Younger Briton here. I do not. You do not seem to support this statement. Perhaps it’s the overprivilege inherent in having a gents’ only London club that causes you to talk out of your arse.
Or is it your repeatedly mentioned and no doubt lucrative gig as consultant to the Home Office, dependent on Tory goodwill, that does the work?
The aim is clear, in either case. In his US market, the NHS must be smeared to defend the local arrangements. In his UK market, whatever they come up with must be pushed as new and American.
Also, if Brits sue their GP, they’re not suing the NHS, but rather an independent contractor who supplies it, or in a cynical sense, his or her insurer. This is the meaning of the famous remark of Aneurin Bevan’s that he stuffed their mouths with gold. If you think this bloke knows something about the NHS, you should worry about this.
Fuck off. ***HANGUP***
the other famous remark of AB’s was that if a bedpan was dropped in Merthyr Tydfil, the noise should echo through the corridors of Whitehall – in other words, that the idea that having a lawsuit was the most effective way to complain is itself indicative of moral degeneration.
He didn’t say anything about the transmission mechanism between Merthyr and Whitehall. Perhaps he meant it would go via the local MP…but a lot of old timers will tell you MPs didn’t give a shit back then and their constituency role has only grown.

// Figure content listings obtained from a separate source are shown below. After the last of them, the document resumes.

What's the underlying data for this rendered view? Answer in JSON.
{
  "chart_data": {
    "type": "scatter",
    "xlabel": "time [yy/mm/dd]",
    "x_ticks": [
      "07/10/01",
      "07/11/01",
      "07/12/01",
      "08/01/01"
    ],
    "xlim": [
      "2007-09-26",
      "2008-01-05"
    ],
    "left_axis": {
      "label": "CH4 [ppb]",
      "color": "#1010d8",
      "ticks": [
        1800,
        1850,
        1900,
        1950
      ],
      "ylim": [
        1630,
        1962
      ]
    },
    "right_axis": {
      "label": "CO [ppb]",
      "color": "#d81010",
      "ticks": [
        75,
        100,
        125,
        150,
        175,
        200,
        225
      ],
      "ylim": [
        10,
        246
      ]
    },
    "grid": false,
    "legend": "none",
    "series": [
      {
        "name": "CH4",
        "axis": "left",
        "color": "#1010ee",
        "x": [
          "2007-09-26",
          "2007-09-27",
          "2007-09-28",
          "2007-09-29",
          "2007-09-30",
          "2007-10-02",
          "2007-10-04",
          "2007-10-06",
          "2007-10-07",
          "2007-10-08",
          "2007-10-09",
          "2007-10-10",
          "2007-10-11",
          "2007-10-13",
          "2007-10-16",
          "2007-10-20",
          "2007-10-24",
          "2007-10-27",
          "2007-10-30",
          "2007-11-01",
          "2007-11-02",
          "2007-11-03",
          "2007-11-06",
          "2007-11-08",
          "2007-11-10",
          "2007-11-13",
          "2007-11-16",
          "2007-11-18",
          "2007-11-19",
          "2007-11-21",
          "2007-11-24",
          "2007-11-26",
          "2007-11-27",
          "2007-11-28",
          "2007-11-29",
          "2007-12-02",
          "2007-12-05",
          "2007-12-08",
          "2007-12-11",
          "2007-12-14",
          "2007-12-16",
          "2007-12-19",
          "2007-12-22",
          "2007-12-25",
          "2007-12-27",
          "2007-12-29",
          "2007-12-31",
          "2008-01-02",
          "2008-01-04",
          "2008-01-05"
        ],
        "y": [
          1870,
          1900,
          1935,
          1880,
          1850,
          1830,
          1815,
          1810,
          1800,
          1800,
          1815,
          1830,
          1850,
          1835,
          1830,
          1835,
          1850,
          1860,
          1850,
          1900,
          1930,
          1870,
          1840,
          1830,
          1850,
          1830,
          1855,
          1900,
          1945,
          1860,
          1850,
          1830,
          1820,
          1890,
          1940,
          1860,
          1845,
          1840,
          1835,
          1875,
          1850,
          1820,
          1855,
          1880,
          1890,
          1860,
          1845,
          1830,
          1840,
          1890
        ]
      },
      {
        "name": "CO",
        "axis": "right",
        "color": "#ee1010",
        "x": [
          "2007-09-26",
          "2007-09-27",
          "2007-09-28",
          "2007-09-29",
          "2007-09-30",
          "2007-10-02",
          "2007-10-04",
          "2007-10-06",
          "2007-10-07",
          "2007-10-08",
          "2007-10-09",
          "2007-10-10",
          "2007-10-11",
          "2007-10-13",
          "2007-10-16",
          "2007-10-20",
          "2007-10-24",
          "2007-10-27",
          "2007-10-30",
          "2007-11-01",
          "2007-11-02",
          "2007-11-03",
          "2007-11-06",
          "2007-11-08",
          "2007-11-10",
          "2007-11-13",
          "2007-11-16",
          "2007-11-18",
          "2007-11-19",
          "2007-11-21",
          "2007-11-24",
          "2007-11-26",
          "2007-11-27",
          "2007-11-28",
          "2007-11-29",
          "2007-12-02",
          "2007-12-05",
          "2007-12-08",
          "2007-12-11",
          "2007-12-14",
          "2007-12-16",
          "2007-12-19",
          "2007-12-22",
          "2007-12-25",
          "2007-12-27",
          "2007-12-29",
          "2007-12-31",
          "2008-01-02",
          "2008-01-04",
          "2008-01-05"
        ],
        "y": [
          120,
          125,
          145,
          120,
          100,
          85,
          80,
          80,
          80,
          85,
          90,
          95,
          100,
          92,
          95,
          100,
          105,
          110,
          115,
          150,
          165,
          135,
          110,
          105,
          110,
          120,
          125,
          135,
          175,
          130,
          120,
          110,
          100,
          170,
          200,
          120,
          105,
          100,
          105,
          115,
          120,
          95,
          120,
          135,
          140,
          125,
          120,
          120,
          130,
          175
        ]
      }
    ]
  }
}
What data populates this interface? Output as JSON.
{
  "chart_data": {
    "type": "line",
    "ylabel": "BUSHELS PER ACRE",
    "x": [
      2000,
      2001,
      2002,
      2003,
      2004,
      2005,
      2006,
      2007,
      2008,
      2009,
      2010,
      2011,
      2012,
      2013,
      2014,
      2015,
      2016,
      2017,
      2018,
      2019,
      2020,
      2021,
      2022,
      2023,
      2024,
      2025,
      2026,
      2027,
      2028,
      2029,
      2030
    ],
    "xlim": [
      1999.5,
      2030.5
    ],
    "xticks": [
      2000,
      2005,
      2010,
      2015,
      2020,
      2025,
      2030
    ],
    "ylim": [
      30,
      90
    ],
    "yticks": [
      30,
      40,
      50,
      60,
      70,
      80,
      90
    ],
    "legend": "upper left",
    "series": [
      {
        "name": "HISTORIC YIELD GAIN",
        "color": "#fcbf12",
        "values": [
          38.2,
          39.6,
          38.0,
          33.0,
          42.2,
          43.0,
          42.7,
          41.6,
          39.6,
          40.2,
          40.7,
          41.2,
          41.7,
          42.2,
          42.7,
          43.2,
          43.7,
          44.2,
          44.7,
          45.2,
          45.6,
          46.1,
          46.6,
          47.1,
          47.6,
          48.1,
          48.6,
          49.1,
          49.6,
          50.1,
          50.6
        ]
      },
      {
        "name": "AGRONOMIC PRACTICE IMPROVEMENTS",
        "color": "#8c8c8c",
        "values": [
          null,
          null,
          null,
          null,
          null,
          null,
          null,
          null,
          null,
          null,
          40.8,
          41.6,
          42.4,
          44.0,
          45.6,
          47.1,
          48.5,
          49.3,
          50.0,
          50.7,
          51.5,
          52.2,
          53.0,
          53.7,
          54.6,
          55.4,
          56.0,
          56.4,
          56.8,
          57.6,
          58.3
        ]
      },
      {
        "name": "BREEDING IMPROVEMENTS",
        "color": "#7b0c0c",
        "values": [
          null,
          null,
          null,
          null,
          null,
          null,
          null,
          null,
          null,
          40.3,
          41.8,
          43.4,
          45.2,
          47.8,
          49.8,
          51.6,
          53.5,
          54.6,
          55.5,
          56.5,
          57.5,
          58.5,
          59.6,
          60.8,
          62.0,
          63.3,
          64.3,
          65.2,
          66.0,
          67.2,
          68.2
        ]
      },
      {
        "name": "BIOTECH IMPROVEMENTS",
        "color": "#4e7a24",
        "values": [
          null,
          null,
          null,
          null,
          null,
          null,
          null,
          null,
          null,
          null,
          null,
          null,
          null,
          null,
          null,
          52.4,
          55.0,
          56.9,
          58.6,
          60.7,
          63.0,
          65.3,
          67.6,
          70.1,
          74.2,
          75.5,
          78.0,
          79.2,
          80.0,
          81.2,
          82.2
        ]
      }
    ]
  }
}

There always were a lot of regional and local boards, as there are now, but who knows who they are? fewer people than know who the MP is.
Thinking back to the classes on Aristotlean rhetoric that I attended at my immensely superior university, I can’t help thinking that if you are a right-wing pundit writing for a general audience and want to establish pathos in your inventio or exordium then starting with the words “I was staying at my club in London” is probably about the worst possible way to do it.